An estimated 1,600 students, teachers, and evaluators representing 53 Wisconsin high schools will be in La Crosse Thursday through Saturday, Nov. 20–22 to participate in the 24th Annual Wisconsin High School Theatre Festival (WHSTF) hosted by Viterbo University.
As part of the festival, many of the schools and their students will stage shortened one-act plays which will be performed over the course of several days in the Fine Arts Center Recital Hall and at the Weber Center for the Performing Arts.
WHSTF will also feature a “Tech (theatre) Olympics” as well as over 50 workshops covering a variety of theatre topics from stage combat to Kabuki acting techniques and acting Shakespeare.
Theatre lovers from the area will also benefit from the Viterbo location. Two full-length showcase performances which are scheduled for festival-goers will be open to the general public.
Appleton North High School will perform Journey to the West by Mary Zimmerman. The play is an adaptation of a 16th century Chinese comic novel based on the true story of a seventh century monk and his 16-year pilgrimage from China to India in search of sacred texts. Mixing whimsy with spiritual weight, Zimmerman's script delivers a delightful and thought-provoking combination of comedy, adventure, satire, and allegories of human perseverance.
On Friday, Kenosha’s Bradford High School will stage the play, Hello! My Baby at 4 and 8 p.m. Set in the early part of the last century on the sidewalks of New York, the story follows Mickey McKee, King of the Song-Pluggers, who dreams of writing the next Tin Pan Alley million-selling hit song. Only problem is Mickey can't write a note—until he meets Nelly Gold, a factory worker with a talent for tunes and moxie to spare. Mickey and Nelly make beautiful music together until she puts on the trousers she once sewed, calls herself Ned, and becomes the new King of the Pluggers and Mickey's arch-rival. These mismatched young lovers and their unlikely friends sing, dance, bicker, and coo from Debutante Balls to Delancey Street, confronting class struggles, social reform, gender-swapping, street-thugs, and a whole lot of ukuleles, as they sell the songs we're still humming a hundred years later.

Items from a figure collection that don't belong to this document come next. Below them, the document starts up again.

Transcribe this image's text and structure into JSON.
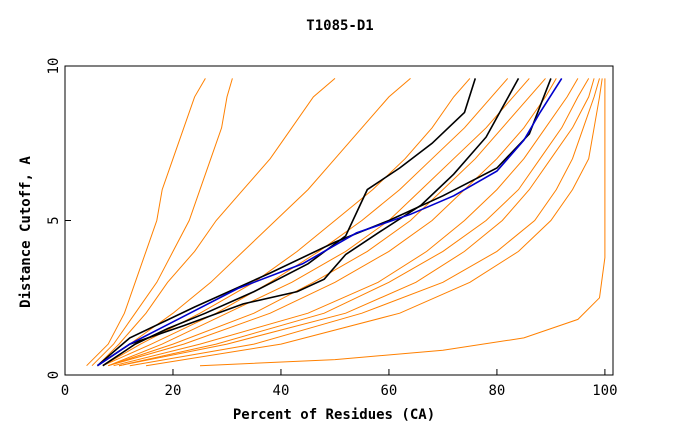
{
  "chart_data": {
    "type": "line",
    "title": "T1085-D1",
    "x_label": "Percent of Residues (CA)",
    "y_label": "Distance Cutoff, A",
    "xlim": [
      0,
      101.5
    ],
    "ylim": [
      0,
      10
    ],
    "xticks": [
      0,
      20,
      40,
      60,
      80,
      100
    ],
    "yticks": [
      0,
      5,
      10
    ],
    "series": [
      {
        "color": "#ff8000",
        "x": [
          4,
          8,
          11,
          13,
          15,
          17,
          18,
          20,
          22,
          24,
          26
        ],
        "values": [
          0.3,
          1,
          2,
          3,
          4,
          5,
          6,
          7,
          8,
          9,
          9.6
        ]
      },
      {
        "color": "#ff8000",
        "x": [
          5,
          9,
          13,
          17,
          20,
          23,
          25,
          27,
          29,
          30,
          31
        ],
        "values": [
          0.3,
          1,
          2,
          3,
          4,
          5,
          6,
          7,
          8,
          9,
          9.6
        ]
      },
      {
        "color": "#ff8000",
        "x": [
          6,
          10,
          15,
          19,
          24,
          28,
          33,
          38,
          42,
          46,
          50
        ],
        "values": [
          0.3,
          1,
          2,
          3,
          4,
          5,
          6,
          7,
          8,
          9,
          9.6
        ]
      },
      {
        "color": "#ff8000",
        "x": [
          6,
          12,
          20,
          27,
          33,
          39,
          45,
          50,
          55,
          60,
          64
        ],
        "values": [
          0.3,
          1,
          2,
          3,
          4,
          5,
          6,
          7,
          8,
          9,
          9.6
        ]
      },
      {
        "color": "#ff8000",
        "x": [
          7,
          14,
          25,
          35,
          43,
          50,
          57,
          63,
          68,
          72,
          75
        ],
        "values": [
          0.3,
          1,
          2,
          3,
          4,
          5,
          6,
          7,
          8,
          9,
          9.6
        ]
      },
      {
        "color": "#ff8000",
        "x": [
          7,
          16,
          28,
          38,
          47,
          55,
          62,
          68,
          74,
          79,
          82
        ],
        "values": [
          0.3,
          1,
          2,
          3,
          4,
          5,
          6,
          7,
          8,
          9,
          9.6
        ]
      },
      {
        "color": "#ff8000",
        "x": [
          8,
          18,
          30,
          42,
          52,
          60,
          66,
          72,
          78,
          83,
          86
        ],
        "values": [
          0.3,
          1,
          2,
          3,
          4,
          5,
          6,
          7,
          8,
          9,
          9.6
        ]
      },
      {
        "color": "#ff8000",
        "x": [
          8,
          20,
          35,
          46,
          56,
          64,
          70,
          76,
          81,
          86,
          89
        ],
        "values": [
          0.3,
          1,
          2,
          3,
          4,
          5,
          6,
          7,
          8,
          9,
          9.6
        ]
      },
      {
        "color": "#ff8000",
        "x": [
          8,
          22,
          38,
          50,
          60,
          68,
          74,
          80,
          85,
          89,
          91
        ],
        "values": [
          0.3,
          1,
          2,
          3,
          4,
          5,
          6,
          7,
          8,
          9,
          9.6
        ]
      },
      {
        "color": "#ff8000",
        "x": [
          9,
          25,
          45,
          58,
          67,
          74,
          80,
          85,
          89,
          93,
          95
        ],
        "values": [
          0.3,
          1,
          2,
          3,
          4,
          5,
          6,
          7,
          8,
          9,
          9.6
        ]
      },
      {
        "color": "#ff8000",
        "x": [
          10,
          28,
          48,
          60,
          70,
          78,
          84,
          88,
          92,
          95,
          97
        ],
        "values": [
          0.3,
          1,
          2,
          3,
          4,
          5,
          6,
          7,
          8,
          9,
          9.6
        ]
      },
      {
        "color": "#ff8000",
        "x": [
          10,
          30,
          52,
          65,
          74,
          81,
          86,
          90,
          94,
          97,
          98
        ],
        "values": [
          0.3,
          1,
          2,
          3,
          4,
          5,
          6,
          7,
          8,
          9,
          9.6
        ]
      },
      {
        "color": "#ff8000",
        "x": [
          12,
          35,
          55,
          70,
          80,
          87,
          91,
          94,
          96,
          98,
          99
        ],
        "values": [
          0.3,
          1,
          2,
          3,
          4,
          5,
          6,
          7,
          8,
          9,
          9.6
        ]
      },
      {
        "color": "#ff8000",
        "x": [
          15,
          40,
          62,
          75,
          84,
          90,
          94,
          97,
          98,
          99,
          99.5
        ],
        "values": [
          0.3,
          1,
          2,
          3,
          4,
          5,
          6,
          7,
          8,
          9,
          9.6
        ]
      },
      {
        "color": "#ff8000",
        "x": [
          25,
          50,
          70,
          85,
          95,
          99,
          100,
          100
        ],
        "values": [
          0.3,
          0.5,
          0.8,
          1.2,
          1.8,
          2.5,
          3.8,
          9.6
        ]
      },
      {
        "color": "#000000",
        "x": [
          7,
          13,
          19,
          26,
          35,
          45,
          52,
          56,
          62,
          68,
          74,
          76
        ],
        "values": [
          0.3,
          1,
          1.5,
          2,
          2.7,
          3.6,
          4.5,
          6,
          6.7,
          7.5,
          8.5,
          9.6
        ]
      },
      {
        "color": "#000000",
        "x": [
          6,
          12,
          22,
          33,
          43,
          48,
          52,
          58,
          66,
          72,
          78,
          84
        ],
        "values": [
          0.3,
          1,
          1.6,
          2.3,
          2.7,
          3.1,
          3.9,
          4.6,
          5.5,
          6.5,
          7.7,
          9.6
        ]
      },
      {
        "color": "#000000",
        "x": [
          6,
          12,
          24,
          38,
          50,
          60,
          70,
          80,
          86,
          90
        ],
        "values": [
          0.3,
          1.2,
          2.2,
          3.3,
          4.3,
          5,
          5.8,
          6.7,
          7.8,
          9.6
        ]
      },
      {
        "color": "#0000cc",
        "x": [
          6,
          12,
          22,
          32,
          44,
          54,
          64,
          72,
          80,
          85,
          88,
          92
        ],
        "values": [
          0.3,
          1,
          1.9,
          2.8,
          3.6,
          4.6,
          5.2,
          5.8,
          6.6,
          7.6,
          8.5,
          9.6
        ]
      }
    ]
  }
}
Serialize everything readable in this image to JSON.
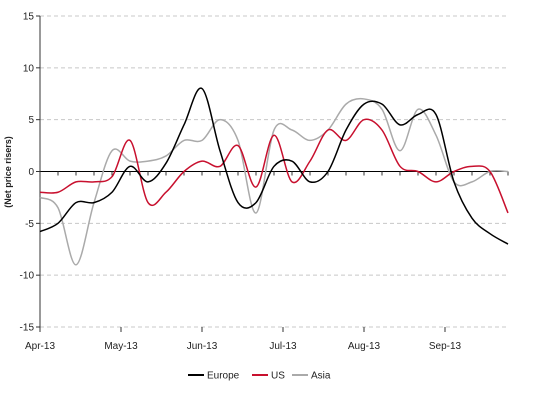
{
  "chart_data": {
    "type": "line",
    "title": "",
    "ylabel": "(Net price risers)",
    "xlabel": "",
    "ylim": [
      -15,
      15
    ],
    "yticks": [
      15,
      10,
      5,
      0,
      -5,
      -10,
      -15
    ],
    "y_tick_labels": [
      "15",
      "10",
      "5",
      "0",
      "-5",
      "-10",
      "-15"
    ],
    "xlim": [
      0,
      26
    ],
    "x_tick_positions": [
      0,
      4.5,
      9,
      13.5,
      18,
      22.5
    ],
    "x_tick_labels": [
      "Apr-13",
      "May-13",
      "Jun-13",
      "Jul-13",
      "Aug-13",
      "Sep-13"
    ],
    "grid": "horizontal dashed",
    "legend": "bottom-center",
    "colors": {
      "Europe": "#000000",
      "US": "#c8102e",
      "Asia": "#aaaaaa",
      "grid": "#c8c8c8",
      "axis": "#333333"
    },
    "x": [
      0,
      1,
      2,
      3,
      4,
      5,
      6,
      7,
      8,
      9,
      10,
      11,
      12,
      13,
      14,
      15,
      16,
      17,
      18,
      19,
      20,
      21,
      22,
      23,
      24,
      25,
      26
    ],
    "series": [
      {
        "name": "Europe",
        "values": [
          -5.8,
          -5,
          -3,
          -3,
          -2,
          0.5,
          -1,
          0.8,
          4.5,
          8,
          2,
          -3,
          -3,
          0.5,
          1,
          -1,
          0,
          4,
          6.5,
          6.5,
          4.5,
          5.5,
          5.5,
          -1,
          -4.5,
          -6,
          -7
        ]
      },
      {
        "name": "US",
        "values": [
          -2,
          -2,
          -1,
          -1,
          -0.5,
          3,
          -3,
          -2,
          0,
          1,
          0.5,
          2.5,
          -1.5,
          3.5,
          -1,
          1,
          4,
          3,
          5,
          4,
          0.5,
          0,
          -1,
          0,
          0.5,
          0,
          -4
        ]
      },
      {
        "name": "Asia",
        "values": [
          -2.5,
          -3.5,
          -9,
          -3,
          2,
          1,
          1,
          1.5,
          3,
          3,
          5,
          3,
          -4,
          4,
          4,
          3,
          4,
          6.5,
          7,
          6,
          2,
          6,
          3.5,
          -1,
          -1,
          0,
          0
        ]
      }
    ]
  }
}
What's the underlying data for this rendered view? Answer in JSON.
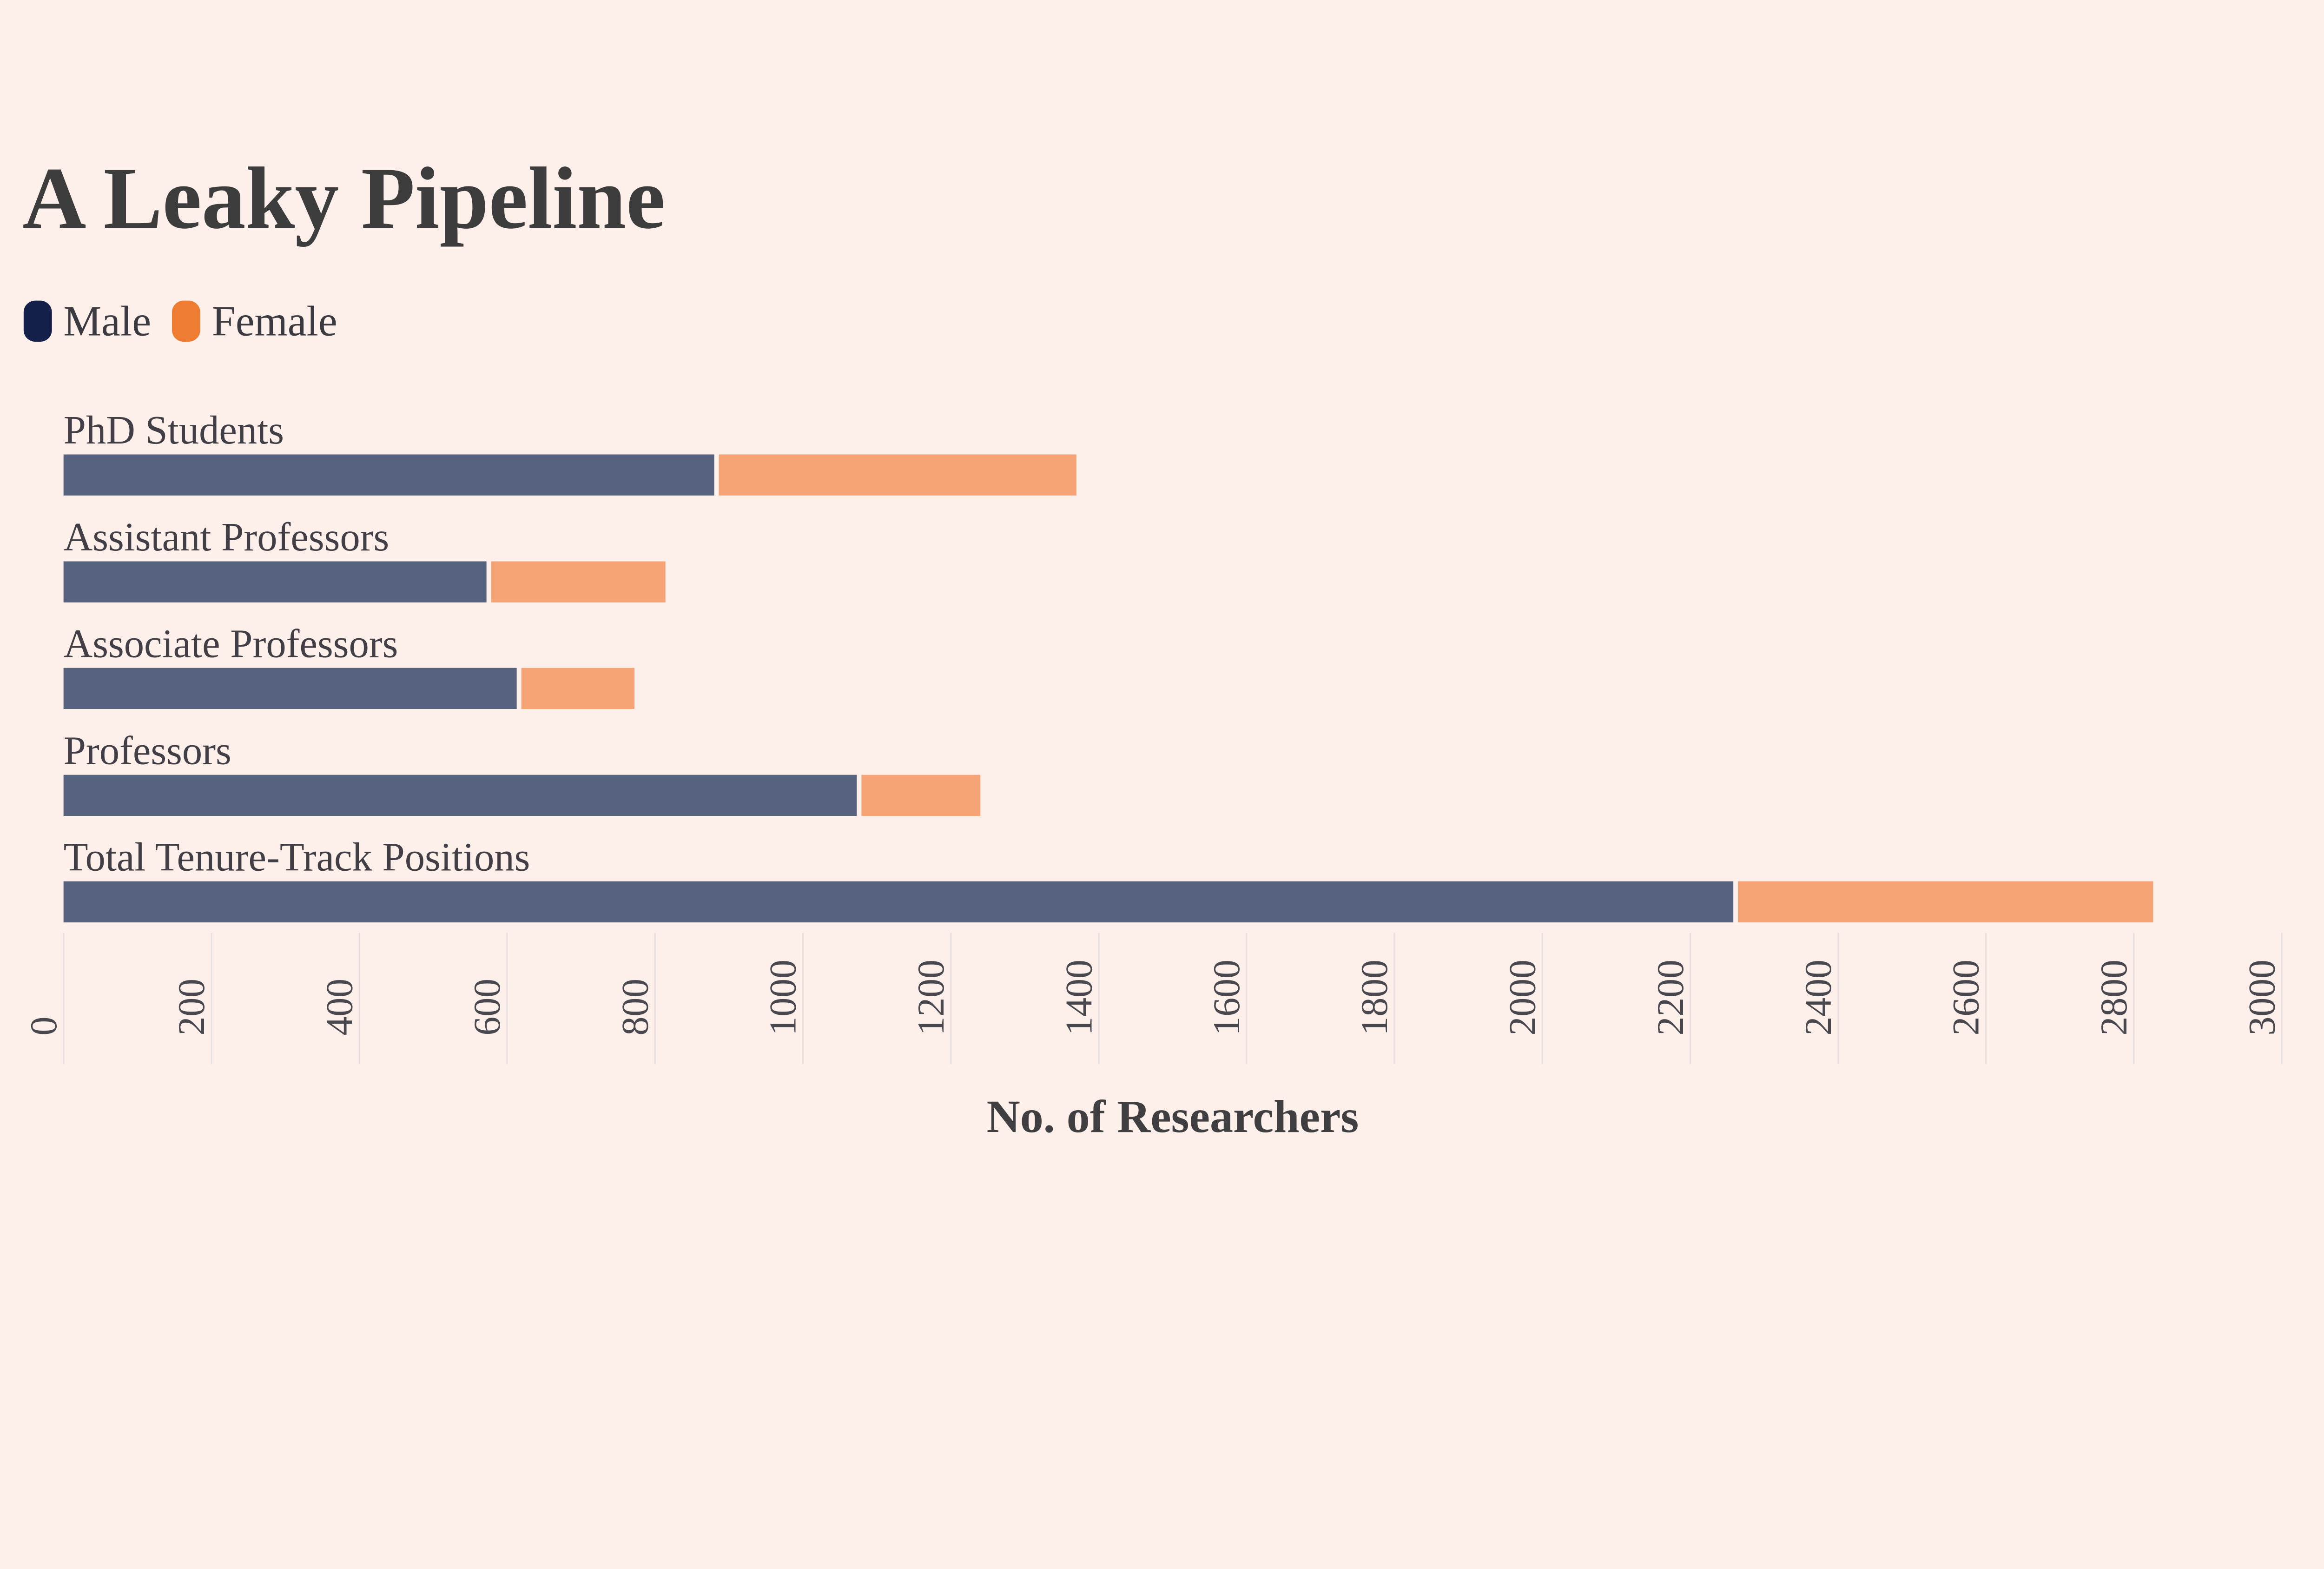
{
  "title": "A Leaky Pipeline",
  "legend": {
    "items": [
      {
        "label": "Male",
        "color": "#14204A"
      },
      {
        "label": "Female",
        "color": "#EE7C33"
      }
    ]
  },
  "colors": {
    "background": "#FDF0EA",
    "male_bar": "#57627E",
    "female_bar": "#F6A475",
    "male_legend": "#14204A",
    "female_legend": "#EE7C33",
    "gridline": "#E9DFDD",
    "title_text": "#3D3D3D",
    "category_text": "#413F45",
    "tick_text": "#49484F"
  },
  "chart_data": {
    "type": "bar",
    "orientation": "horizontal",
    "stacked": true,
    "title": "A Leaky Pipeline",
    "categories": [
      "PhD Students",
      "Assistant Professors",
      "Associate Professors",
      "Professors",
      "Total Tenure-Track Positions"
    ],
    "series": [
      {
        "name": "Male",
        "color": "#57627E",
        "values": [
          880,
          572,
          613,
          1073,
          2258
        ]
      },
      {
        "name": "Female",
        "color": "#F6A475",
        "values": [
          490,
          242,
          159,
          167,
          568
        ]
      }
    ],
    "xlabel": "No. of Researchers",
    "xlim": [
      0,
      3000
    ],
    "xticks": [
      0,
      200,
      400,
      600,
      800,
      1000,
      1200,
      1400,
      1600,
      1800,
      2000,
      2200,
      2400,
      2600,
      2800,
      3000
    ],
    "grid": true,
    "legend_position": "top-left",
    "tick_label_rotation": -90
  }
}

Tickets are required for the showcase performance and are available for sale, cash or check only, in the lobby starting one hour before each show.
“This is a premier event and we are pleased to host it,” said Michael Ranscht, Fine Arts Center. “It is important for Viterbo to give back to the profession by being part of the development of young talent and future artists. It is our future.”